Poolside Panic
The problem with having a crush on Jake Rivera wasn't just that he was basically social royalty at Northwood High. It was that I'd agreed to his stupid pool party without admitting I couldn't swim. Like, at all. Not even a little bit.
"You good, Maya?" Jake asked, flashing that grin that made half the sophomore class simp simultaneously.
"Totally good," I lied, clutching my towel like it was a lifeline. "Just warming up."
Around me, everyone looked like they'd stepped out of a TikTok. The popular crew was dominating the shallow end, while the rest of us hovered near the edge, navigating that careful dance of teenage social positioning. I'd strategically positioned myself next to the snack table—a classic introvert move that nobody questioned.
Then I saw it. A cat. An actual orange tabby cat perched on the backyard fence, watching us with judgment in its yellow eyes. It let out this ridiculous meow that sounded exactly like my internal monologue questioning every life choice that led to this moment.
"Is that... your cat?" I asked Jake, desperate for any distraction.
"Nah, that's just the neighborhood fox," said Sasha, Jake's ex-girlfriend, materializing out of nowhere with perfect hair and zero mercy. She gestured to the cat with her red solo cup. "It thinks it owns the place. Kinda like someone else I know."
I died inside.

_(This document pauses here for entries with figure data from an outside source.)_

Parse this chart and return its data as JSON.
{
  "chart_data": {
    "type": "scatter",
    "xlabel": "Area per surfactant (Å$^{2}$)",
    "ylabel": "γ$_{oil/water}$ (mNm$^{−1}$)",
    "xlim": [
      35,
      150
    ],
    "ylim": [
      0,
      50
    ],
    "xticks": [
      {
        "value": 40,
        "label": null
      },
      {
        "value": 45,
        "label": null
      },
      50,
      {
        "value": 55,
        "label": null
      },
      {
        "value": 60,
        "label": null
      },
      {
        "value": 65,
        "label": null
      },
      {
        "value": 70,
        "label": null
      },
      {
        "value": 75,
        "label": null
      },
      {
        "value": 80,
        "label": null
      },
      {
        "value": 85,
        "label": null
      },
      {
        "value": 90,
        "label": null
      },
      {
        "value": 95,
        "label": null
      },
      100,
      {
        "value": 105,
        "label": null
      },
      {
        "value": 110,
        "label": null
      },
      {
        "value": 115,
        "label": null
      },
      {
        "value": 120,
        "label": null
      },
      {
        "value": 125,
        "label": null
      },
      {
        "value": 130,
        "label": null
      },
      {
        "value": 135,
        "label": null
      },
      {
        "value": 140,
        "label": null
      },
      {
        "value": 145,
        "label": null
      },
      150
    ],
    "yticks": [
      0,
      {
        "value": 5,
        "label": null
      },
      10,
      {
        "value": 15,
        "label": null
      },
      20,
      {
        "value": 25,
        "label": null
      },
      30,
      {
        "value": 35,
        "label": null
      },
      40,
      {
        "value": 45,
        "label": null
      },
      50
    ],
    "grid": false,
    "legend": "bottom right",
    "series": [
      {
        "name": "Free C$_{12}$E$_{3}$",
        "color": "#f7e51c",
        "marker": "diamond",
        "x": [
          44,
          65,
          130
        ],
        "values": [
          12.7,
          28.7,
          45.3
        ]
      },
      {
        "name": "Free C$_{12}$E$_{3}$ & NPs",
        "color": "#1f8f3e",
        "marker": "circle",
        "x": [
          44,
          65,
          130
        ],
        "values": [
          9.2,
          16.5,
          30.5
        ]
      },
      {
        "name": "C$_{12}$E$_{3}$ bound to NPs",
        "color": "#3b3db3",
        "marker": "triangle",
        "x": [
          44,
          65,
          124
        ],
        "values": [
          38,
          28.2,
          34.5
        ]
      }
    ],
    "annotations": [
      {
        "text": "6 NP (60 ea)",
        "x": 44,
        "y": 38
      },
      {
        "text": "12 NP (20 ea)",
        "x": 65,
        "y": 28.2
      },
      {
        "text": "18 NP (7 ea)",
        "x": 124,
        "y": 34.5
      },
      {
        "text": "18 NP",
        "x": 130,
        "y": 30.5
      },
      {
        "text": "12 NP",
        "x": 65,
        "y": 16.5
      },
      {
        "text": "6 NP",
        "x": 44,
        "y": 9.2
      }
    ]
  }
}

She was calling me out, and we both knew it.
"Anyway," Jake continued, oblivious as always, "you getting in or what? The water's perfect."
The water. My nemesis. My anxiety manifest in liquid form.
"Actually," I started, but then Chloe, my ride here and possibly the only reason I hadn't already bailed, pushed me from behind. Just a little. Just enough.
Time moved in slow motion. I hit the water, fully clothed, with all the grace of a dying fish. I sank, panic flooding my chest, weirdly calm silence wrapping around me—
—and then strong arms hauled me up, coughing and spluttering, into the air.
"Whoa, you okay?" Jake was actually concerned, his perfect hair dripping wet. "That was... pretty intense."
The cat on the fence made another sound. I swear it was laughing.
"I can't swim," I admitted, letting my truth hang there in all its awkward glory. Someone's phone started playing that cursed "drowning" meme sound. The whole pool went quiet.
Then Jake started laughing. Not mean laughter—the genuine kind. "Dude, why didn't you just say? We could've chilled on the patio."
"I was trying to be... normal," I muttered, wiping water from my eyes.
"Maya," Sasha said, and for once, she didn't sound sarcastic. "Nobody here is normal. Look at Tyler doing that weird dolphin dance in the deep end."
I looked. Tyler was absolutely doing a weird dolphin dance.
"Point taken."
The cat finally jumped down and sauntered away, its job clearly done. And somehow, despite everything—despite the soaked clothes, the public embarrassment, the fact that I looked like a drowned rat—I felt weirdly okay. Maybe real connections weren't about being perfect. Maybe they were about being catastrophically, unapologetically yourself and finding people who didn't run away.
Jake handed me a towel. "Next time," he said, "we're doing a movie night. Dry land only."
"I'd like that," I said, and I meant it.
The fox (I refused to call it anything else now) disappeared into the bushes, leaving me to navigate the surprisingly not-terrible aftermath of my very public very cool failure. Being a teenager was the worst. But maybe, just maybe, it would also be okay.